Paul Williams is clearly the best fighter at 154 lbs but he might look for bigger fights than that particular division, which is without a real champion, can provide him. If no one is willing to fight him from 147 to 160 pounds, he can’t carry the torch for American boxing by default. Though he appears more than capable of doing so if given the chance.

Welterweight

With the return of undefeated Floyd Mayweather Jr., the best American fighter in decades, the United States plants a firm foot as the country to go through for welterweight supremacy. Shane Mosley is considered by most to be the welterweight champion, so taking control of this fruitful division would require going through at least one of the two Americans.

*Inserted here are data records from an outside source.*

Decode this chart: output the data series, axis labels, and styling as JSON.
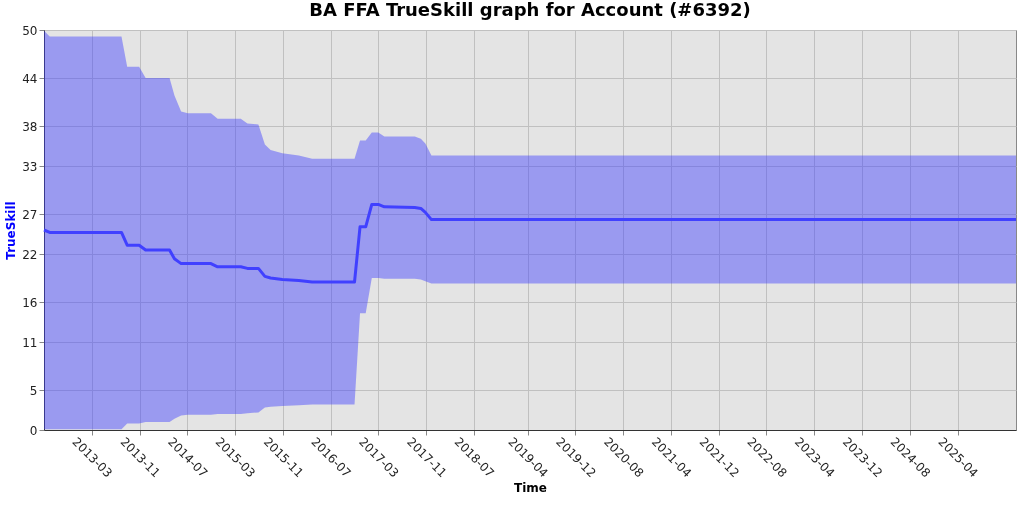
{
  "chart_data": {
    "type": "line",
    "title": "BA FFA TrueSkill graph for Account (#6392)",
    "xlabel": "Time",
    "ylabel": "TrueSkill",
    "x": [
      "2012-07-01",
      "2012-07-30",
      "2013-07-31",
      "2013-08-29",
      "2013-10-29",
      "2013-12-01",
      "2014-04-02",
      "2014-04-27",
      "2014-05-31",
      "2014-07-04",
      "2014-10-30",
      "2014-12-03",
      "2015-03-31",
      "2015-05-04",
      "2015-06-29",
      "2015-08-01",
      "2015-08-30",
      "2015-10-29",
      "2016-01-21",
      "2016-03-29",
      "2016-10-31",
      "2016-11-28",
      "2016-12-27",
      "2017-01-27",
      "2017-03-01",
      "2017-04-01",
      "2017-09-03",
      "2017-10-04",
      "2017-10-27",
      "2017-11-27",
      "2026-01-24"
    ],
    "series": [
      {
        "color": "#4040ff",
        "values": [
          25.0,
          24.7,
          24.7,
          23.1,
          23.1,
          22.5,
          22.5,
          21.4,
          20.8,
          20.8,
          20.8,
          20.4,
          20.4,
          20.2,
          20.2,
          19.2,
          19.0,
          18.8,
          18.7,
          18.5,
          18.5,
          25.4,
          25.4,
          28.2,
          28.2,
          27.9,
          27.8,
          27.7,
          27.2,
          26.3,
          26.3
        ],
        "lower": [
          0.1,
          0.1,
          0.1,
          0.8,
          0.8,
          1.0,
          1.0,
          1.4,
          1.8,
          1.9,
          1.9,
          2.0,
          2.0,
          2.1,
          2.2,
          2.8,
          2.9,
          3.0,
          3.1,
          3.2,
          3.2,
          14.6,
          14.6,
          19.0,
          19.0,
          18.9,
          18.9,
          18.8,
          18.6,
          18.3,
          18.3
        ],
        "upper": [
          49.9,
          49.2,
          49.2,
          45.4,
          45.4,
          44.0,
          44.0,
          41.8,
          39.8,
          39.6,
          39.6,
          38.9,
          38.9,
          38.3,
          38.2,
          35.7,
          35.0,
          34.6,
          34.3,
          33.9,
          33.9,
          36.2,
          36.2,
          37.2,
          37.2,
          36.7,
          36.7,
          36.4,
          35.8,
          34.3,
          34.3
        ]
      }
    ],
    "xlim": [
      "2012-07-01",
      "2026-01-24"
    ],
    "xticks": [
      {
        "value": "2013-03",
        "label": "2013-03"
      },
      {
        "value": "2013-11",
        "label": "2013-11"
      },
      {
        "value": "2014-07",
        "label": "2014-07"
      },
      {
        "value": "2015-03",
        "label": "2015-03"
      },
      {
        "value": "2015-11",
        "label": "2015-11"
      },
      {
        "value": "2016-07",
        "label": "2016-07"
      },
      {
        "value": "2017-03",
        "label": "2017-03"
      },
      {
        "value": "2017-11",
        "label": "2017-11"
      },
      {
        "value": "2018-07",
        "label": "2018-07"
      },
      {
        "value": "2019-04",
        "label": "2019-04"
      },
      {
        "value": "2019-12",
        "label": "2019-12"
      },
      {
        "value": "2020-08",
        "label": "2020-08"
      },
      {
        "value": "2021-04",
        "label": "2021-04"
      },
      {
        "value": "2021-12",
        "label": "2021-12"
      },
      {
        "value": "2022-08",
        "label": "2022-08"
      },
      {
        "value": "2023-04",
        "label": "2023-04"
      },
      {
        "value": "2023-12",
        "label": "2023-12"
      },
      {
        "value": "2024-08",
        "label": "2024-08"
      },
      {
        "value": "2025-04",
        "label": "2025-04"
      }
    ],
    "ylim": [
      0,
      50
    ],
    "yticks": [
      0,
      5,
      11,
      16,
      22,
      27,
      33,
      38,
      44,
      50
    ],
    "grid": true,
    "marker": "none",
    "line_style": "solid"
  }
}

Mayweather and Mosley will probably only be around for two or three more fights each, so someone new will have to be ready to take the torch by 2010. Perhaps that will be undefeated Andre Berto, a welterweight who appears to have all the talent and ability in the world, though he hasn’t taken on strong competition as of yet. He’s between prospect and champion, despite holding the WBC title, until taking on one of the top five in his division.

Light Welterweight

The American presence in boxing essentially ends with light welterweight, where Timothy Bradley and Nate Campbell are among the best but may have to wait until Manny Pacquiao moves up in weight or retires to take over the division. They’re actually scheduled to fight each other, thus creating an opportunity for stardom but at the expense of the other.

Everything south of 140 pounds appears to be dominated mostly by fighters of Mexican or Asian heritage.

There are plenty of potential stars ready to shine on the big stage, but most of the Americans mentioned are still earning their stripes. Mayweather, Hopkins and Mosley have done their part, and Dawson, Williams, Campbell and Bradley are certainly making the effort. Meanwhile, Arreola, Chambers, Ward, Pavlik and Berto are still each at least one big fight away from reaching the level of stardom and have the rest of the year to make a real statement.

Stay-busy fights are not what any of these men need right now if they are serious about being championship-caliber fighters. If each makes a concentrated effort to land a meaningful fight before the end of the year, then American fight fans will be in for quite a fall and winter and, with any luck, find some clarity about which of them will carry U.S. boxing into 2010 and beyond.